Si pour la session d'octobre du Conseil Régional Malvy n'a pas daigné mettre au vote une motion pro LGV, Alain Rousset n'a pas fait de même avec l'appui du PRG, du PS et pour la première fois des deux élus communistes. Les élus EELV ont refusé de voter cette motion avec les arguments donnés ensuite. J-P Damaggio

PS -PRG

Séance Plénière du Lundi 20 octobre 2014

Motion En faveur du Grand Projet du Sud Ouest

35 ans après l'inauguration de la LGV Paris-Lyon, la capitale d'Aquitaine sera enfin reliée au maillage ferroviaire à grande vitesse en 2017 grâce à la liaison Tours-Bordeaux. Cette première étape de la LGV Sud Europe Atlantique constitue la porte d'entrée tant attendue du grand Sud-Ouest au réseau LGV. Mais comme l'a sans cesse rappelé majoritairement notre assemblée, cela ne doit constituer qu'une étape.

Le 1er septembre 2014, le Premier Ministre a annoncé la tenue des trois enquêtes publiques pour la première phase de réalisation du Grand Projet du Sud-Ouest

- sur les Aménagements Ferroviaires au Sud de Bordeaux (12km), - sur tes Aménagements Ferroviaires au Nord de Toulouse (19km),

- sur les 327 km des Lignes Nouvelles (327 km).

La complémentarité et les nouvelles synergies entre les deux Régions partenaires et solidaires autour du projet, donnent tout son sens à cette nouvelle phase de réalisation de la LGV SEA, prévue dès 2024 entre Bordeaux et Toulouse et au plus tard 2027 entre Bordeaux et Dax via Mont de Marsan, puis à l'horizon 2032 pour la connexion transfrontalière.

Il s'agit de construire et de structurer un nouveau système de transport pour répondre à la demande de mobilité croissante des Aquitains et des habitants du quart Sud-Ouest de la France, dont la population croît plus vite que la moyenne.

Le GPSO est un facteur de développement durable: avec des perspectives avérées de report modal de l'aérien (1,5 millions de passagers) et du routier (6,1 millions de passagers, 10 millions de tonnes de Fret par an) vers le mode ferroviaire, il apporte une réponse efficiente à la saturation du réseau routier (plus de 8000 poids lourds au quotidien à Biriatou) en réduisant les émissions de gaz à effet de serre.

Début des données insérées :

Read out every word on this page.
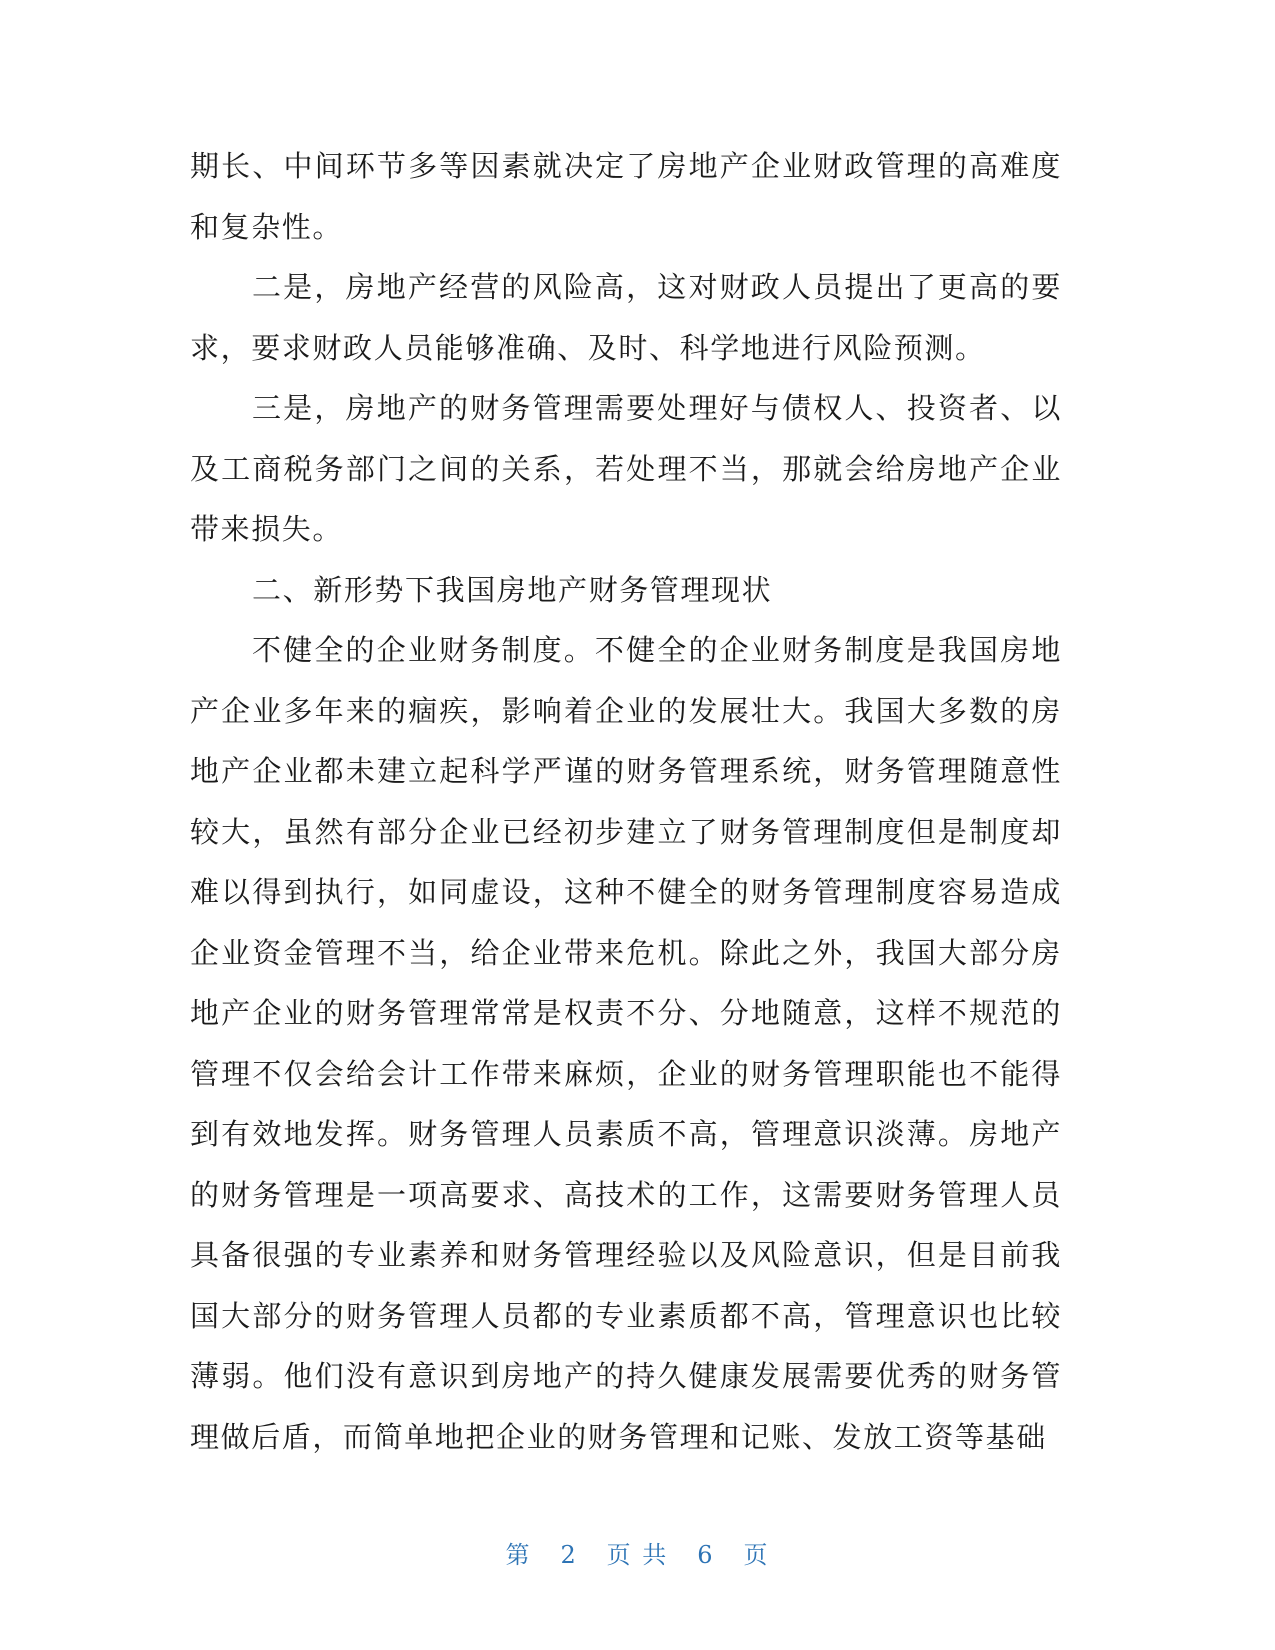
期长、中间环节多等因素就决定了房地产企业财政管理的高难度和复杂性。

二是，房地产经营的风险高，这对财政人员提出了更高的要求，要求财政人员能够准确、及时、科学地进行风险预测。

三是，房地产的财务管理需要处理好与债权人、投资者、以及工商税务部门之间的关系，若处理不当，那就会给房地产企业带来损失。

二、新形势下我国房地产财务管理现状

不健全的企业财务制度。不健全的企业财务制度是我国房地产企业多年来的痼疾，影响着企业的发展壮大。我国大多数的房地产企业都未建立起科学严谨的财务管理系统，财务管理随意性较大，虽然有部分企业已经初步建立了财务管理制度但是制度却难以得到执行，如同虚设，这种不健全的财务管理制度容易造成企业资金管理不当，给企业带来危机。除此之外，我国大部分房地产企业的财务管理常常是权责不分、分地随意，这样不规范的管理不仅会给会计工作带来麻烦，企业的财务管理职能也不能得到有效地发挥。财务管理人员素质不高，管理意识淡薄。房地产的财务管理是一项高要求、高技术的工作，这需要财务管理人员具备很强的专业素养和财务管理经验以及风险意识，但是目前我国大部分的财务管理人员都的专业素质都不高，管理意识也比较薄弱。他们没有意识到房地产的持久健康发展需要优秀的财务管理做后盾，而简单地把企业的财务管理和记账、发放工资等基础

第 2 页 共 6 页
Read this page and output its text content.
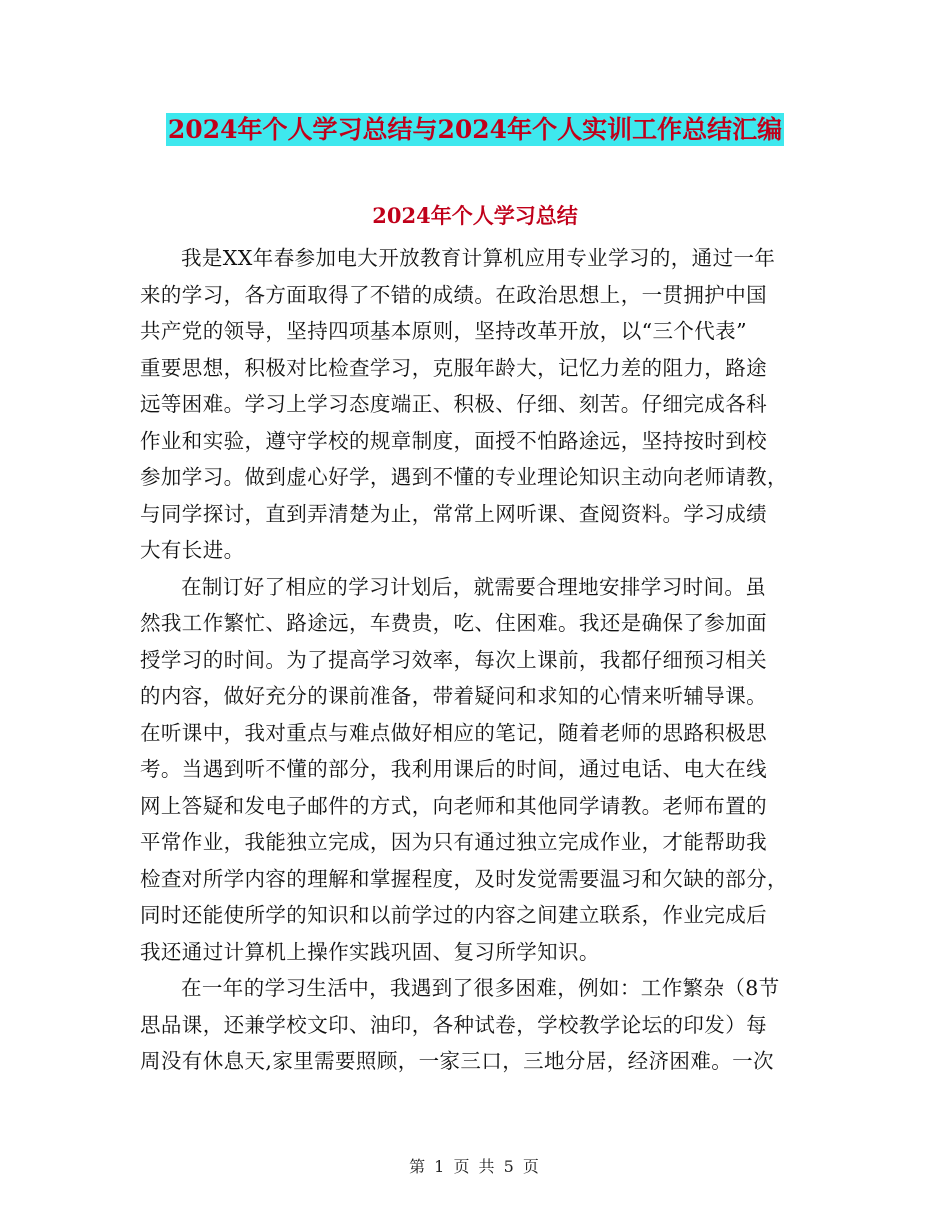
2024年个人学习总结与2024年个人实训工作总结汇编
2024年个人学习总结
我是XX年春参加电大开放教育计算机应用专业学习的，通过一年
来的学习，各方面取得了不错的成绩。在政治思想上，一贯拥护中国
共产党的领导，坚持四项基本原则，坚持改革开放，以“三个代表”
重要思想，积极对比检查学习，克服年龄大，记忆力差的阻力，路途
远等困难。学习上学习态度端正、积极、仔细、刻苦。仔细完成各科
作业和实验，遵守学校的规章制度，面授不怕路途远，坚持按时到校
参加学习。做到虚心好学，遇到不懂的专业理论知识主动向老师请教，
与同学探讨，直到弄清楚为止，常常上网听课、查阅资料。学习成绩
大有长进。
在制订好了相应的学习计划后，就需要合理地安排学习时间。虽
然我工作繁忙、路途远，车费贵，吃、住困难。我还是确保了参加面
授学习的时间。为了提高学习效率，每次上课前，我都仔细预习相关
的内容，做好充分的课前准备，带着疑问和求知的心情来听辅导课。
在听课中，我对重点与难点做好相应的笔记，随着老师的思路积极思
考。当遇到听不懂的部分，我利用课后的时间，通过电话、电大在线
网上答疑和发电子邮件的方式，向老师和其他同学请教。老师布置的
平常作业，我能独立完成，因为只有通过独立完成作业，才能帮助我
检查对所学内容的理解和掌握程度，及时发觉需要温习和欠缺的部分，
同时还能使所学的知识和以前学过的内容之间建立联系，作业完成后
我还通过计算机上操作实践巩固、复习所学知识。
在一年的学习生活中，我遇到了很多困难，例如：工作繁杂（8节
思品课，还兼学校文印、油印，各种试卷，学校教学论坛的印发）每
周没有休息天,家里需要照顾，一家三口，三地分居，经济困难。一次
第 1 页 共 5 页
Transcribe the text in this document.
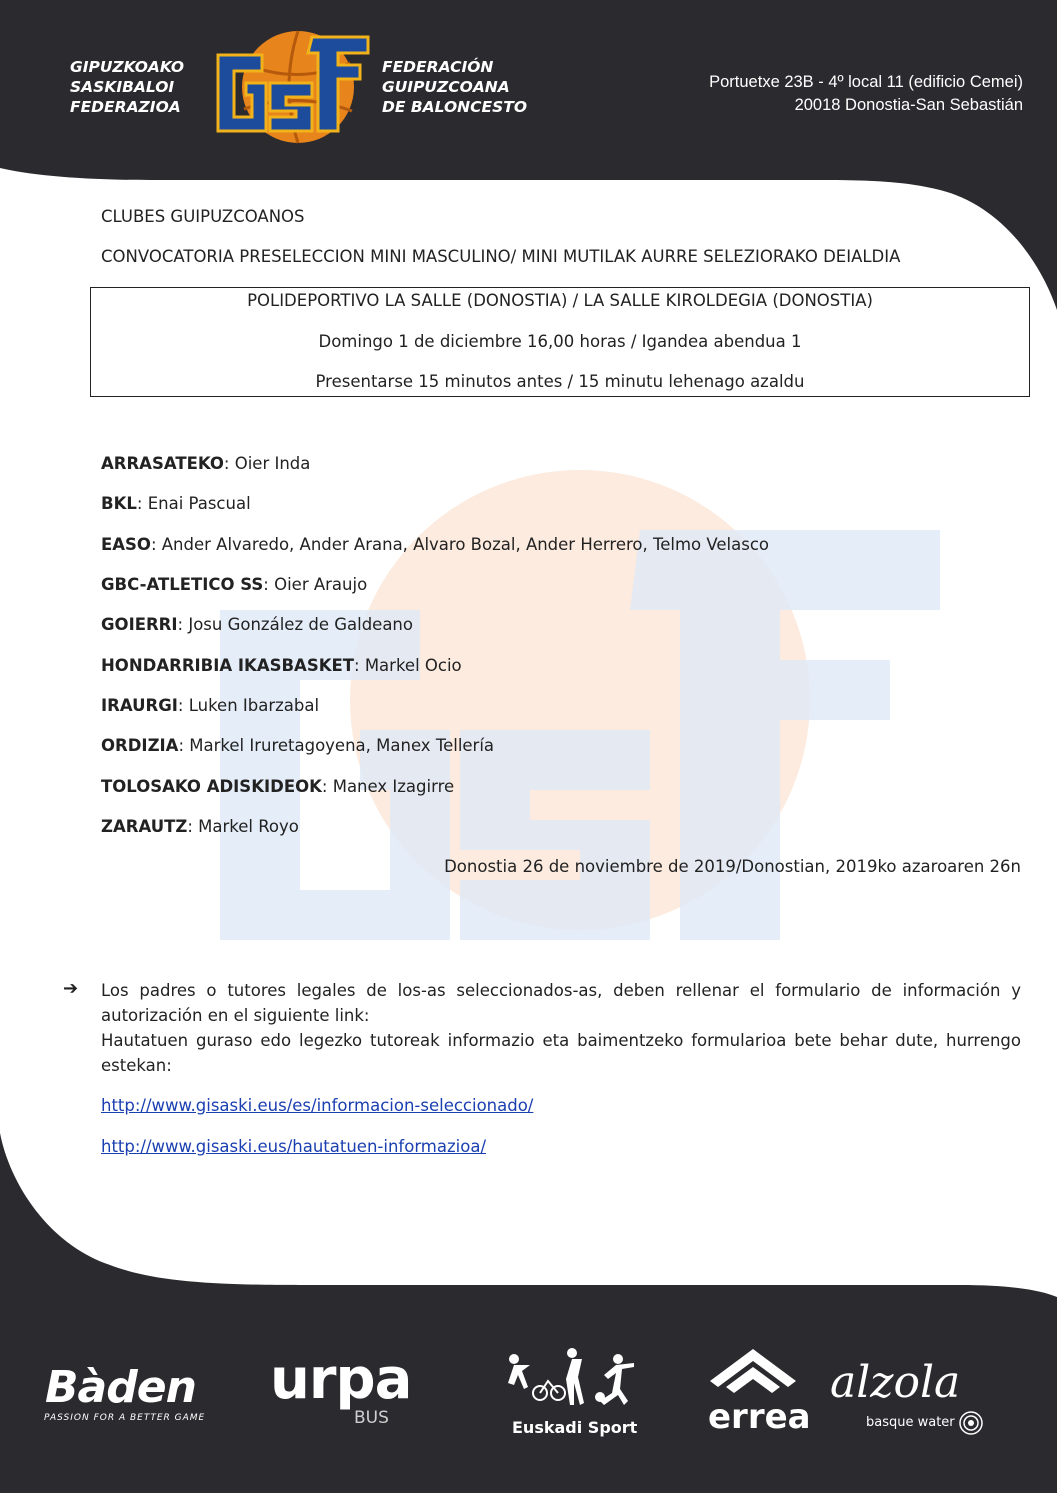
GIPUZKOAKO
SASKIBALOI
FEDERAZIOA
FEDERACIÓN
GUIPUZCOANA
DE BALONCESTO
Portuetxe 23B - 4º local 11 (edificio Cemei)
20018 Donostia-San Sebastián
CLUBES GUIPUZCOANOS
CONVOCATORIA PRESELECCION MINI MASCULINO/ MINI MUTILAK AURRE SELEZIORAKO DEIALDIA
POLIDEPORTIVO LA SALLE (DONOSTIA) / LA SALLE KIROLDEGIA (DONOSTIA)
Domingo 1 de diciembre 16,00 horas / Igandea abendua 1
Presentarse 15 minutos antes / 15 minutu lehenago azaldu
ARRASATEKO: Oier Inda
BKL: Enai Pascual
EASO: Ander Alvaredo, Ander Arana, Alvaro Bozal, Ander Herrero, Telmo Velasco
GBC-ATLETICO SS: Oier Araujo
GOIERRI: Josu González de Galdeano
HONDARRIBIA IKASBASKET: Markel Ocio
IRAURGI: Luken Ibarzabal
ORDIZIA: Markel Iruretagoyena, Manex Tellería
TOLOSAKO ADISKIDEOK: Manex Izagirre
ZARAUTZ: Markel Royo
Donostia 26 de noviembre de 2019/Donostian, 2019ko azaroaren 26n
➔ Los padres o tutores legales de los-as seleccionados-as, deben rellenar el formulario de información y autorización en el siguiente link:
Hautatuen guraso edo legezko tutoreak informazio eta baimentzeko formularioa bete behar dute, hurrengo estekan:
http://www.gisaski.eus/es/informacion-seleccionado/
http://www.gisaski.eus/hautatuen-informazioa/
Bàden
PASSION FOR A BETTER GAME
urpa
BUS	Euskadi Sport errea
alzola
basque water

Le GPSO est complémentaire des lignes existantes : il permet de libérer de la capacité ferroviaire sur les axes existants pour les TER et le fret, et d'offrir une meilleure qualité de desserte. C'est ainsi plus de sécurité et de régularité pour les trains du quotidien sur un territoire vaste où les demandes de mobilité sont croissantes ; car plus de 25 millions de voyageurs annuels sont attendus à terme sur les deux branches du GPSO.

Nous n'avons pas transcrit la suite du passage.